I’m right-handed so I have a tendency to rest the heel of my right hand on the table, so I start placing components from left to right so I don’t knock any of the already-placed components out of alignment.

I also keep a paper towel handy with some iso alcohol so I can wipe off the tweezers when they get paste on the tips and start sticking to the components.

Step 4: Bake the Boards

When all the components are placed, I carefully remove one of the jig pieces and walk the board over to the toaster oven. I place the board in the oven, shut the door, and turn on the heat. If I don’t have a temperature reading, I just watch as the oven ramps up heat until about three minutes in when the solder paste liquifies and turns into molten metal. The flux inside burns off, and the metal that’s left over wicks up to connect the metal component pins to the copper pads.

I count to twenty slowly from when I see that first pad liquify, or I try to wait until all the pads have liquified, but sometimes it can be hard to tell. The components are likely to shiver and move slightly in response to the surface tension.

The tiny resistors and capacitors may tombstone, which means the surface tension on one of the pads was so much greater than the other that it pulled the component into a vertical position. The best way to fix this later is to use a hot air gun. Resist the temptation to reach into the oven and adjust the components! All of the components can be knocked off the board if you bump it by mistake. Save the rework for afterwards until you’ve made a few boards and get comfortable.

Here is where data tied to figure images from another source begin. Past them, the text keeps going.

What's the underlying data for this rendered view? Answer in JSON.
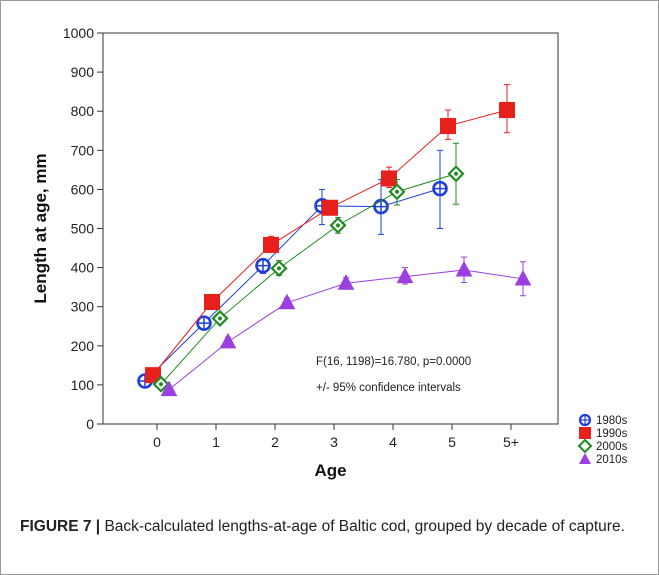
{
  "chart_data": {
    "type": "line",
    "title": "",
    "xlabel": "Age",
    "ylabel": "Length at age, mm",
    "ylim": [
      0,
      1000
    ],
    "yticks": [
      0,
      100,
      200,
      300,
      400,
      500,
      600,
      700,
      800,
      900,
      1000
    ],
    "categories": [
      "0",
      "1",
      "2",
      "3",
      "4",
      "5",
      "5+"
    ],
    "error_bars": "95% confidence intervals",
    "legend_position": "bottom-right, outside plot",
    "annotations": [
      "F(16, 1198)=16.780, p=0.0000",
      "+/- 95% confidence intervals"
    ],
    "series": [
      {
        "name": "1980s",
        "color": "#1f3fd8",
        "marker": "circle-plus",
        "values": [
          110,
          258,
          405,
          558,
          556,
          602,
          null
        ],
        "ci_low": [
          100,
          248,
          385,
          510,
          485,
          500,
          null
        ],
        "ci_high": [
          120,
          268,
          420,
          600,
          625,
          700,
          null
        ]
      },
      {
        "name": "1990s",
        "color": "#e8201c",
        "marker": "square",
        "values": [
          125,
          312,
          458,
          553,
          628,
          762,
          803
        ],
        "ci_low": [
          115,
          302,
          440,
          535,
          605,
          728,
          745
        ],
        "ci_high": [
          135,
          322,
          480,
          570,
          657,
          803,
          868
        ]
      },
      {
        "name": "2000s",
        "color": "#1e8c1e",
        "marker": "diamond",
        "values": [
          102,
          270,
          398,
          508,
          594,
          640,
          null
        ],
        "ci_low": [
          95,
          258,
          380,
          488,
          560,
          562,
          null
        ],
        "ci_high": [
          110,
          282,
          418,
          528,
          625,
          718,
          null
        ]
      },
      {
        "name": "2010s",
        "color": "#9b3fe0",
        "marker": "triangle",
        "values": [
          88,
          210,
          310,
          360,
          377,
          394,
          371
        ],
        "ci_low": [
          80,
          200,
          298,
          345,
          358,
          362,
          328
        ],
        "ci_high": [
          96,
          222,
          322,
          375,
          400,
          427,
          415
        ]
      }
    ]
  },
  "caption": {
    "label": "FIGURE 7 |",
    "text": "Back-calculated lengths-at-age of Baltic cod, grouped by decade of capture."
  }
}
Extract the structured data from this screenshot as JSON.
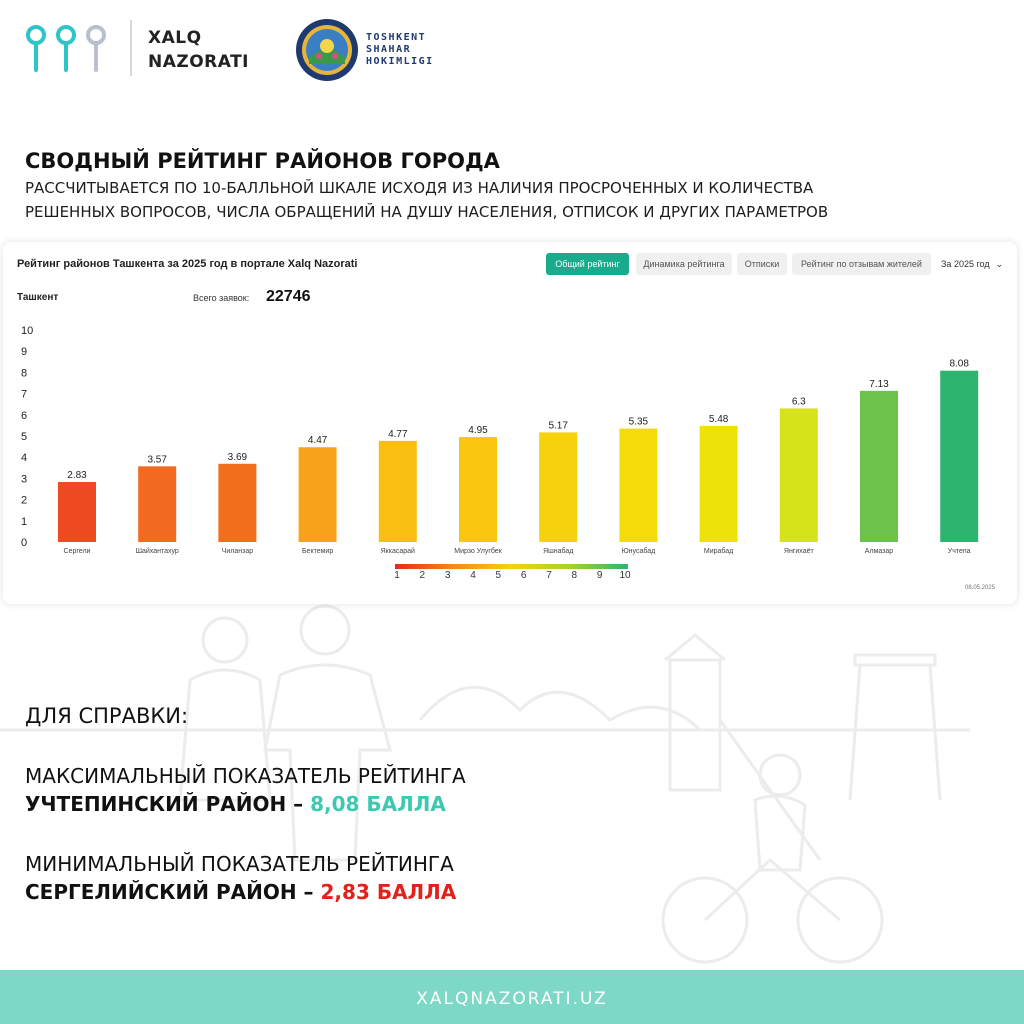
{
  "header": {
    "brand_line1": "XALQ",
    "brand_line2": "NAZORATI",
    "city_line1": "TOSHKENT",
    "city_line2": "SHAHAR",
    "city_line3": "HOKIMLIGI"
  },
  "headline": {
    "title": "СВОДНЫЙ РЕЙТИНГ РАЙОНОВ ГОРОДА",
    "subtitle_line1": "РАССЧИТЫВАЕТСЯ ПО 10-БАЛЛЬНОЙ ШКАЛЕ ИСХОДЯ ИЗ НАЛИЧИЯ ПРОСРОЧЕННЫХ И  КОЛИЧЕСТВА",
    "subtitle_line2": "РЕШЕННЫХ ВОПРОСОВ, ЧИСЛА ОБРАЩЕНИЙ НА ДУШУ НАСЕЛЕНИЯ, ОТПИСОК И ДРУГИХ ПАРАМЕТРОВ"
  },
  "card": {
    "title": "Рейтинг районов Ташкента за 2025 год в портале Xalq Nazorati",
    "tabs": [
      "Общий рейтинг",
      "Динамика рейтинга",
      "Отписки",
      "Рейтинг по отзывам жителей"
    ],
    "active_tab": "Общий рейтинг",
    "year_select": "За 2025 год",
    "region": "Ташкент",
    "total_label": "Всего заявок:",
    "total_value": "22746",
    "date": "08.05.2025"
  },
  "chart_data": {
    "type": "bar",
    "title": "Рейтинг районов Ташкента за 2025 год в портале Xalq Nazorati",
    "xlabel": "",
    "ylabel": "",
    "ylim": [
      0,
      10
    ],
    "yticks": [
      "0",
      "1",
      "2",
      "3",
      "4",
      "5",
      "6",
      "7",
      "8",
      "9",
      "10"
    ],
    "categories": [
      "Сергели",
      "Шайхантахур",
      "Чиланзар",
      "Бектемир",
      "Яккасарай",
      "Мирзо Улугбек",
      "Яшнабад",
      "Юнусабад",
      "Мирабад",
      "Янгихаёт",
      "Алмазар",
      "Учтепа"
    ],
    "values": [
      2.83,
      3.57,
      3.69,
      4.47,
      4.77,
      4.95,
      5.17,
      5.35,
      5.48,
      6.3,
      7.13,
      8.08
    ],
    "value_labels": [
      "2.83",
      "3.57",
      "3.69",
      "4.47",
      "4.77",
      "4.95",
      "5.17",
      "5.35",
      "5.48",
      "6.3",
      "7.13",
      "8.08"
    ],
    "colors": [
      "#f04a23",
      "#f26a21",
      "#f26e1c",
      "#f7a31a",
      "#f9be12",
      "#f9c50f",
      "#f7d10c",
      "#f4db09",
      "#ede20a",
      "#d6e21a",
      "#6cc24a",
      "#2db56f"
    ],
    "scale_legend": [
      "1",
      "2",
      "3",
      "4",
      "5",
      "6",
      "7",
      "8",
      "9",
      "10"
    ],
    "grid": false,
    "legend": "bottom"
  },
  "info": {
    "reference": "ДЛЯ СПРАВКИ:",
    "max_line1": "МАКСИМАЛЬНЫЙ ПОКАЗАТЕЛЬ РЕЙТИНГА",
    "max_district": "УЧТЕПИНСКИЙ  РАЙОН",
    "max_dash": " – ",
    "max_value": "8,08 БАЛЛА",
    "min_line1": "МИНИМАЛЬНЫЙ ПОКАЗАТЕЛЬ РЕЙТИНГА",
    "min_district": "СЕРГЕЛИЙСКИЙ РАЙОН",
    "min_dash": " – ",
    "min_value": "2,83 БАЛЛА"
  },
  "footer": {
    "url": "XALQNAZORATI.UZ"
  },
  "colors": {
    "accent": "#1aaa8c",
    "footer_bg": "#7dd8c8",
    "max_value": "#3cc9b0",
    "min_value": "#e3201b"
  }
}
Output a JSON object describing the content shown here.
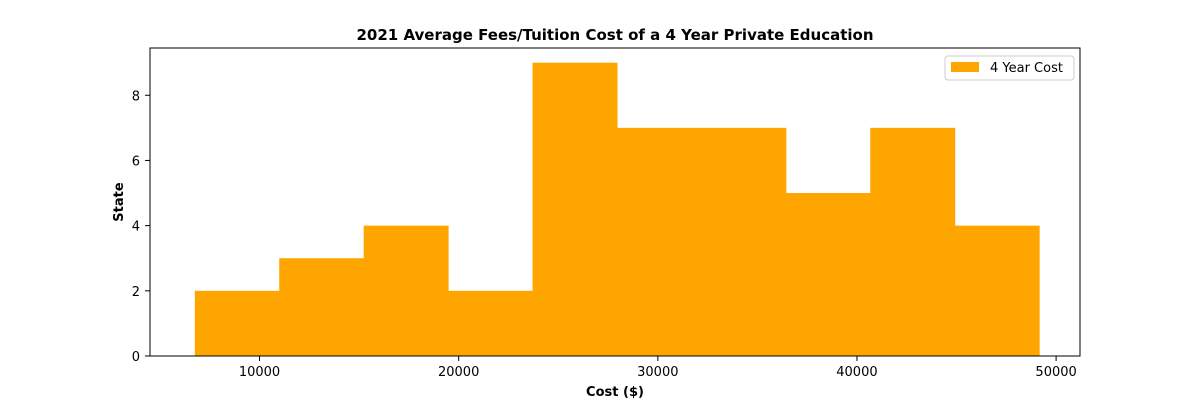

Once all the solder has melted, I turn off the oven and open the door, and walk out of the room for a few minutes to resist the temptation to adjust things or move the board too soon. This is a good time to collect the extra parts, make sure everything’s bagged and tagged, throw away the used tape, and wipe the paste off of the stencil, jig, table, and my hands.

After the board has cooled so it can be physically handled, I pick it up and take it over to the rework station.

Step 5: Inspection and Rework

Tombstoning is best fixed by a hot air gun, but you can use a soldering iron to at least pluck the part off the board by melting the one pad it’s still connected to. Apply solder to each pad so they’re even, then add some flux and solder the component in place while hold it in place with tweezers.

Bridged pins occur where solder has connected two or more pins that shouldn’t be connected. Place some flux on the solder wick and hold the wick across the pins, then apply heat with the iron to the wick until the extra solder move onto the wick away from the pins.

Touch up any other joints that look unfinished or suspicious.

Step 6: Test, Test, Test, and Test

This is the most dangerous step, since the impulse is to apply power and fire up the board. First, do a resistance check with the digital multimeter across the voltage and ground pins. If these short out, they can damage your computer if you’re applying power from the USB connector (protip: use a cheap disposable hub!) and the short can blow up your components if you don’t have any fuse protection onboard.

If those voltage rails look isolated and there aren’t any other shorts, go ahead and apply power. Carefully test all the voltage rails you have, whether it’s 9V and 5V and 3.3V, and make sure everything is working as expected.

After that, you can go ahead to program the board and start testing your peripherals. I like to start with blinking LEDs and making buzzer noises, and then move on to serial connections and whatever other more complicated functionality I’m going for.